During World War II, mathematicians wanted to estimate the number of tanks German was producing each month. The only available data to them was the serial numbers from captured tanks, which they assume they are sequential and started from 1. For example, if 4 captured tanks had numbers 19, 40, 42, and 60, they knew German had produced at least 60 tanks but don’t know how many more than 60.
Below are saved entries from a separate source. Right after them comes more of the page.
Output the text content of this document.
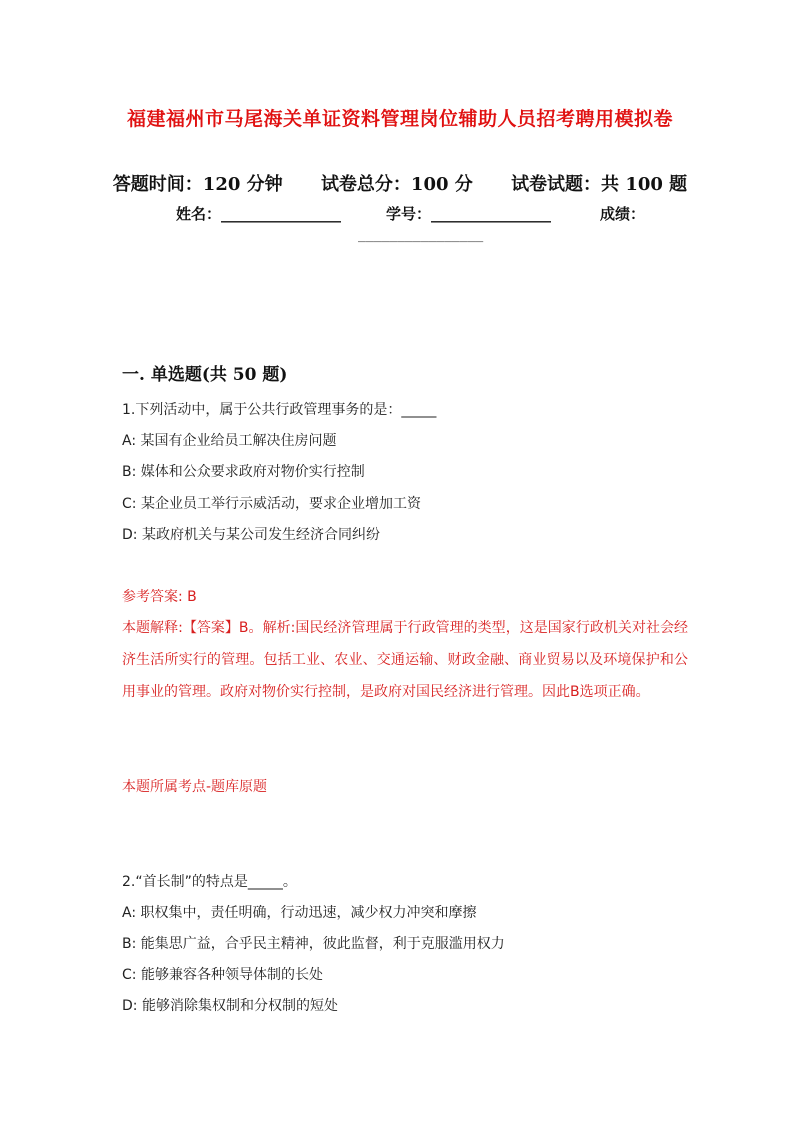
福建福州市马尾海关单证资料管理岗位辅助人员招考聘用模拟卷
答题时间：120 分钟 试卷总分：100 分 试卷试题：共 100 题
姓名：________________	学号：________________	成绩：
________________
一. 单选题(共 50 题)
1.下列活动中，属于公共行政管理事务的是：_____
A: 某国有企业给员工解决住房问题
B: 媒体和公众要求政府对物价实行控制
C: 某企业员工举行示威活动，要求企业增加工资
D: 某政府机关与某公司发生经济合同纠纷
参考答案: B
本题解释:【答案】B。解析:国民经济管理属于行政管理的类型，这是国家行政机关对社会经济生活所实行的管理。包括工业、农业、交通运输、财政金融、商业贸易以及环境保护和公用事业的管理。政府对物价实行控制，是政府对国民经济进行管理。因此B选项正确。
本题所属考点-题库原题
2.“首长制”的特点是_____。
A: 职权集中，责任明确，行动迅速，减少权力冲突和摩擦
B: 能集思广益，合乎民主精神，彼此监督，利于克服滥用权力
C: 能够兼容各种领导体制的长处
D: 能够消除集权制和分权制的短处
There are multiple different ways to estimate and is not the focus of this article. Refer to Wikipedia if you are interested. But one simplest method is to apply the formula: N = m + m/k – 1. Where N is the estimated total number of tanks, m is the maximum serial number observed and k is the number of observations. The implication here is, it estimates the gap between each observed number (m/k) and assumes it is the next gap after the max.
Applying the formula to the above example, N = 60 + 60/4 – 1 = 74. During World War II, they estimate German was producing 246 tanks per month, and the actual number found after the war was 245.
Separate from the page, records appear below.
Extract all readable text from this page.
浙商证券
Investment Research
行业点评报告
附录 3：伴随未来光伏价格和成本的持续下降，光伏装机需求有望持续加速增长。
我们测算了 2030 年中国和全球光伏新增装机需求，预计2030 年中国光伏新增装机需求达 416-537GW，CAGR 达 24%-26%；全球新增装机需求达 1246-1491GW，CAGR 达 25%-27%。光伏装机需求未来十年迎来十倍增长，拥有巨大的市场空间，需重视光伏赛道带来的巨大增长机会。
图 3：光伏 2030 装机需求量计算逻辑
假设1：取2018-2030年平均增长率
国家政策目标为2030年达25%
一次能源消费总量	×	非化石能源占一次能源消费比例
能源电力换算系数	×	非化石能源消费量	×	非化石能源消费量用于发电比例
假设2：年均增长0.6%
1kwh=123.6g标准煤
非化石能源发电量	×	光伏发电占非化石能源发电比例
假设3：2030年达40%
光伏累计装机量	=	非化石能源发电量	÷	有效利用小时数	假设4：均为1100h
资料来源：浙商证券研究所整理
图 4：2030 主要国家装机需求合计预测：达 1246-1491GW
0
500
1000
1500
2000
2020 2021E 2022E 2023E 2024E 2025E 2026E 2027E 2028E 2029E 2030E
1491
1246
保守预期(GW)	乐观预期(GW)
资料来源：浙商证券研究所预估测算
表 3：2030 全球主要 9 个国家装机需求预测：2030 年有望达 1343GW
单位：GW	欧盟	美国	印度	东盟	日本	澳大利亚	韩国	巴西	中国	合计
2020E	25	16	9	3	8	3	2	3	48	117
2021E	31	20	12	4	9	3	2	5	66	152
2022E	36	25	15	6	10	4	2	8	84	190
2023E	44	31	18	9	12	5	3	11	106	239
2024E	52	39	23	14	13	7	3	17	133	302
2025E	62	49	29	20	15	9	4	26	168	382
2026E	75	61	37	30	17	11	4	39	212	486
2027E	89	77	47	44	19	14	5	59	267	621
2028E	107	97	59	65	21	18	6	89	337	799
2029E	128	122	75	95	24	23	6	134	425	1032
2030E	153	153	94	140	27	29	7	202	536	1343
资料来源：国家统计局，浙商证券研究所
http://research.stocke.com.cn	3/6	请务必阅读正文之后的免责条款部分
Estimation of Displayed Items
Returning to our user behavior problem, a search session is equivalent to a batch of tanks, each item is a tank, each click is a capture of tank, and the position (rank) of an item is the serial number. The exact formula from the German Tank Problem can be applied here. Using the same example, if an user clicked the 19th, 40th, 42th, and 60th items, we can then infer this user has scrolled to the 74th items. The click ratio is then 4/74 instead of 4/60.
Or, in the screenshot of me shopping for a tank that I can afford, the click ranks are 4, 7, 14 so N = 14 + 14/3 – 1 = 17.6 indicating I scrolled to the last second row in the screenshot. Ignoring the fact that a row of 5 items will be displayed together.
Ending
Knowing this technique, the analyst provides a more accurate estimate. Great job. But no one cares.